Sunday, February 21, 2010

The Salvage Yard

Enbrethiliel's continued reviews of The Babysitters Club books has me all nostalgic. No, no, I never read The Babysitters Club, though there were plenty of copies lying around the house belonging to sisters. Though that in itself would be a fond enough memory.

No, just that it brings to mind my immersion in the "Alfred Hitchcock" Three Investigators books! Oh, dear Lord, those years beginning with grade five: The Secret of The Crooked Cat:


I actually picked this book to do a book report on (remember those?) and can still remember the point at which it was no longer a school task, scarily, not even remotely, but discovered that I could actually follow a story - on my own - and that I actually enjoyed it, way too much, as I started reading all the other Three Investigators books.

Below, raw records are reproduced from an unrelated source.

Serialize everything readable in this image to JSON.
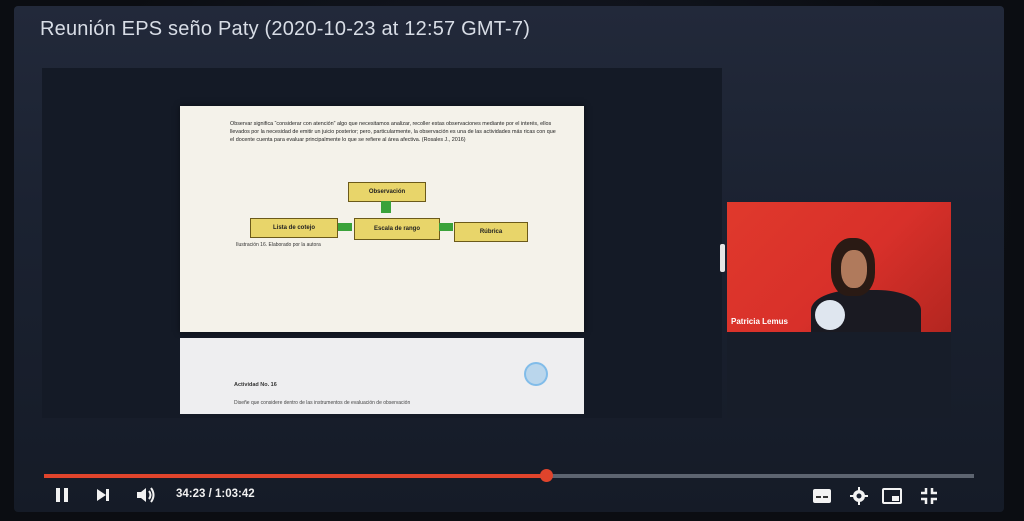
{
  "player": {
    "title": "Reunión EPS seño Paty (2020-10-23 at 12:57 GMT-7)",
    "time_current": "34:23",
    "time_total": "1:03:42",
    "time_display": "34:23 / 1:03:42",
    "progress_fraction": 0.54,
    "accent_color": "#e0442c"
  },
  "slide": {
    "paragraph": "Observar significa “considerar con atención” algo que necesitamos analizar, recoller estas observaciones mediante por el interés, ellos llevados por la necesidad de emitir un juicio posterior; pero, particularmente, la observación es una de las actividades más ricas con que el docente cuenta para evaluar principalmente lo que se refiere al área afectiva. (Rosales J., 2016)",
    "boxes": [
      "Observación",
      "Lista de cotejo",
      "Escala de rango",
      "Rúbrica"
    ],
    "caption": "Ilustración 16. Elaborado por la autora",
    "activity": "Actividad No. 16",
    "activity_text": "Diseñe que considere dentro de las instrumentos de evaluación de observación"
  },
  "webcam": {
    "participant_name": "Patricia Lemus"
  },
  "icons": {
    "pause": "pause-icon",
    "next": "next-icon",
    "volume": "volume-icon",
    "subtitles": "subtitles-icon",
    "settings": "gear-icon",
    "miniplayer": "miniplayer-icon",
    "exit_fullscreen": "exit-fullscreen-icon"
  }
}
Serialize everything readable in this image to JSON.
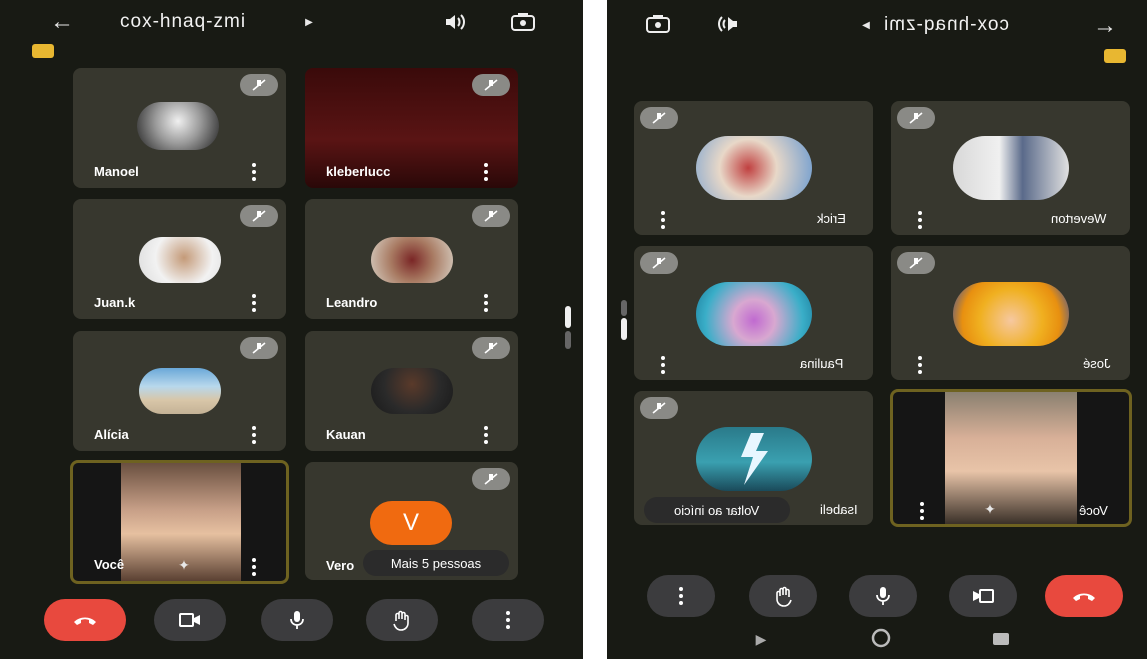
{
  "left": {
    "meeting_code": "cox-hnaq-zmi",
    "participants": [
      {
        "name": "Manoel"
      },
      {
        "name": "kleberlucc"
      },
      {
        "name": "Juan.k"
      },
      {
        "name": "Leandro"
      },
      {
        "name": "Alícia"
      },
      {
        "name": "Kauan"
      }
    ],
    "self_name": "Você",
    "overflow_initial": "V",
    "overflow_name": "Vero",
    "overflow_label": "Mais 5 pessoas"
  },
  "right": {
    "meeting_code": "cox-hnaq-zmi",
    "participants": [
      {
        "name": "Weverton"
      },
      {
        "name": "Erick"
      },
      {
        "name": "José"
      },
      {
        "name": "Paulina"
      },
      {
        "name": "Isabeli"
      }
    ],
    "self_name": "Você",
    "back_to_start": "Voltar ao início"
  },
  "colors": {
    "background": "#181a14",
    "tile": "#37372e",
    "end_call": "#e8493e",
    "accent_orange": "#f06a10",
    "self_border": "#6e6220"
  },
  "icons": [
    "back-arrow-icon",
    "speaker-icon",
    "switch-camera-icon",
    "hand-raise-icon",
    "mic-icon",
    "camera-icon",
    "end-call-icon",
    "more-options-icon",
    "muted-mic-icon",
    "sparkle-effects-icon"
  ]
}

Those summer nights in bed, reading, but there in their secret headquarters hidden in the salvage yard in southern California with its secret entrances...Jupiter Jones, Pete Crenshaw, Bob Andrews...

Not much else to say there. And then Father Brown came along, later...

Image source: http://threeinvestigatorsbooks.homestead.com/Crookedcat.html

3 comments:

Enbrethiliel said...

+JMJ+

You've never read the BSC books??? Why not? =P

I must admit, though, that I'd never come across the Three Investigators books . . . until now.

Ah, that magical moment when a routine task turns into a real pleasure! We may be the most literate generation which ever lived, in the most book-oriented culture that ever was, but not all readers are so lucky!

Paul Stilwell said...

That gives me pause for thought. I wonder how much just plain old distraction has to do with it. Literacy, or the continued enjoyment of it, is a delicate thing, so easily broken in its germination.

To your question...LOL.

I will say this: I was a fan of Mary Poppins (the movie) as a kid. Of course, if I had ever admitted this to my friends my life would have been forfeit.

Enbrethiliel said...

+JMJ+

There's nothing like distraction to kill reading, I think--especially digital distraction. Some people still take to books the way a duck takes to water, but for everyone else, I think a lazy afternoon (or an early night), a quiet spot, and as few distractions as possible are essential. I think I was lucky to have had both a natural love for books and a great supply of lazy afternoons.